A new Pemberton-based company has filed for a development permit to construct a hangar and passenger terminal facility at the Pemberton airport.
Merlin Air Custom Charters Inc. has been planning and designing the facility for almost two years, and according to a release plans to start running custom charter commercial air operations out of Pemberton in 2008.
Lori Xavier, co-founder of the company, says a charter commercial flight service to the region is necessary, especially with the Olympics on the horizon.
“Whistler is a world-class resort. It’s probably one of the only world-class resorts that doesn’t have real air access,” she said.
The construction of the new 1,600 square foot hangar and passenger facility would be the first phase of a planned multi-million dollar project.
With a small fleet of single and twin-engine aircraft, Merlin Air officials want to start offering their service to business and professional clients, who need more convenient access to Whistler and the surrounding area during the lead-up to the 2010 Olympics.
“Our business model is the future of aviation, using small, quiet, fuel-efficient aircraft to provide custom ‘air-taxi’ services in and out of the region,” Fred Xavier, co-founder and CEO of Merlin Air, said in a press release.
“By starting small and growing with the development of the airport and market demand, we are able to create sustainable economic development, while offering a deluxe travel experience.”
Merlin Air plans to eventually expand its service to serve 11 other airports, connecting Pemberton to Vancouver Island, the Okanagan, Vancouver south and the Fraser Valley.
According to the release, their service will “allow convenient access to the Pemberton-Whistler area from over 70 per cent of British Columbia’s population centres, along two of the most scenic flight corridors in the world, combining spectacular scenery with convenience and safety.”

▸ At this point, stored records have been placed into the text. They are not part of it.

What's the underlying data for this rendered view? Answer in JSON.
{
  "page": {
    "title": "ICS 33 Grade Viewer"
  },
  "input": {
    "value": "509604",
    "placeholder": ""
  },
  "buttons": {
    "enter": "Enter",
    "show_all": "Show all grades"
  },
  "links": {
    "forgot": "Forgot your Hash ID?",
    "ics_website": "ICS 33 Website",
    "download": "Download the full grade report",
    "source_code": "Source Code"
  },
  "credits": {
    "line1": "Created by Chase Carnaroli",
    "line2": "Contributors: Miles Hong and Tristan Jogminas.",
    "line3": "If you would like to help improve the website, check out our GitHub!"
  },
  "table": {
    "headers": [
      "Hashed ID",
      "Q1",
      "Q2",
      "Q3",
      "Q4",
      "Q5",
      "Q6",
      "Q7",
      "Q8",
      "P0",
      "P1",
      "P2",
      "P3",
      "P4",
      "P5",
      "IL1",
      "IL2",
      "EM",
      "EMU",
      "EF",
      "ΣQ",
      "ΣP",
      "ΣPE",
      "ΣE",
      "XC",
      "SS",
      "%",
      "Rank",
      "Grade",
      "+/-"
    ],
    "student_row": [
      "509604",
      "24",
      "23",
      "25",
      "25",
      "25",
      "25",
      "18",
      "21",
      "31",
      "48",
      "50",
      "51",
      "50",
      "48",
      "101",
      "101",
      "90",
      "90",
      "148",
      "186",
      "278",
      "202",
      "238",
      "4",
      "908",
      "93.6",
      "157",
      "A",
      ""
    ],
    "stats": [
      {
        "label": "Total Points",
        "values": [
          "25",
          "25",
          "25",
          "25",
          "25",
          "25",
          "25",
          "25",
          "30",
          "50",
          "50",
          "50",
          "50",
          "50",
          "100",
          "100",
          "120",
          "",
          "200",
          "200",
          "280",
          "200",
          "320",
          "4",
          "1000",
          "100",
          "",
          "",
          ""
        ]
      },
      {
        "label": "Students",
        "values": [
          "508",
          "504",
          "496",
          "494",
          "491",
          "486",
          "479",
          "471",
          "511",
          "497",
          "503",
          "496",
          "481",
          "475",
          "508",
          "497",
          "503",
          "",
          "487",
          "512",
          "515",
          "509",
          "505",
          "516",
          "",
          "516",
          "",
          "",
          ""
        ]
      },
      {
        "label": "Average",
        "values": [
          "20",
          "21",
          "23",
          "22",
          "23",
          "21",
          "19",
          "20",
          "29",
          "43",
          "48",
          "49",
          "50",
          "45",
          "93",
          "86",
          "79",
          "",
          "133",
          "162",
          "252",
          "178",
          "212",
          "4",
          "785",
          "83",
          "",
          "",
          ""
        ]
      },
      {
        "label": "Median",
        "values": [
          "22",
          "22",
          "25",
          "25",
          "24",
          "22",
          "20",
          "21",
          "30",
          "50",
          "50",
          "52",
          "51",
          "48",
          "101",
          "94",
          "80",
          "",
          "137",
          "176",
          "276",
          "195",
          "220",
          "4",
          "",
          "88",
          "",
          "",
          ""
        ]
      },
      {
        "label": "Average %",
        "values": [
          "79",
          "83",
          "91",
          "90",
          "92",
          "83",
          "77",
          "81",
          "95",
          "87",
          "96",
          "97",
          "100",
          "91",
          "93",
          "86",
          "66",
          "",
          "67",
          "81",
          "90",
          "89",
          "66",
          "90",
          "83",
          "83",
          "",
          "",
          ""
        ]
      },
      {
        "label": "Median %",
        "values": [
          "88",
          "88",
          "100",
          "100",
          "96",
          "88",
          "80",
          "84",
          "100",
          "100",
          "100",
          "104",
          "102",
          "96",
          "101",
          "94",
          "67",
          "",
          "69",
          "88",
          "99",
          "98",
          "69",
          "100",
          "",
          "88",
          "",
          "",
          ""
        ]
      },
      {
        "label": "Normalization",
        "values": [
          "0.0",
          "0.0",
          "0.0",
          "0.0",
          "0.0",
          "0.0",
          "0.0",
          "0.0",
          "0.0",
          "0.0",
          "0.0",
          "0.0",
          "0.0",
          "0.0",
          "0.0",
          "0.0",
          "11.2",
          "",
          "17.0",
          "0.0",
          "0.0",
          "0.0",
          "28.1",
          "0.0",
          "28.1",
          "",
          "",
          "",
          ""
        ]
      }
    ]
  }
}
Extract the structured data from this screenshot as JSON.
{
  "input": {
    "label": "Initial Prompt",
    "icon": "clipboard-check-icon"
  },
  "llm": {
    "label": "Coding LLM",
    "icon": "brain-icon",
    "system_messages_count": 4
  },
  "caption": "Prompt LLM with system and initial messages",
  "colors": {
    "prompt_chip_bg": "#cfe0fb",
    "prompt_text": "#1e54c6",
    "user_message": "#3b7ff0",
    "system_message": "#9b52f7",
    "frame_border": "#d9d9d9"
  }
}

After the Olympics, they plan to service the professional mobile and commuter markets, as well as an increased tourism industry.
By 2009, the new service could create 12 new jobs and generate more than $2 million per year in economic benefits for the Pemberton area.
Merlin Air officials also say their partnership with the airport would help the Pemberton Regional Airport Authority develop a new strategic plan for the facility, and even assist in receiving airport certification from Transport Canada, as the airport is currently classified as an “aerodome.”
The reclassification could make the airport authority eligible for funding subsidies to make improvements to light and navigational systems, among other important upgrades.
The airport authority is currently in the process of developing a strategic plan to expand the airport, as the facility is underutilized and has resulted in net losses for the Village of Pemberton over the past two years.
But Merlin Air officials don’t want to wait to start their charter service.
“They’re talking about the airport development, but we want to start flying now, rather than wait to see how long the runway is,” Xavier explained.
“So all of these planes can fly safely in this terrain and with existing conditions at the airport.”
While Xavier says the existing runway is acceptable, they want a hangar to house planes and passengers in the winter.
“In order to do the off-season work, obviously we need those buildings.”
And because there is a lack of water and sewer service on the airport grounds, Xavier says they may pay to put those services in place so they can construct their hangar and passenger terminal building.
The company hopes to start operating their service next year, after consultation with the public. A hangar is expected to be built by next fall.
Merlin Air plans to hold public forums in Mount Currie, Pemberton and Whistler during the spring of 2008, as part of the development permit application process.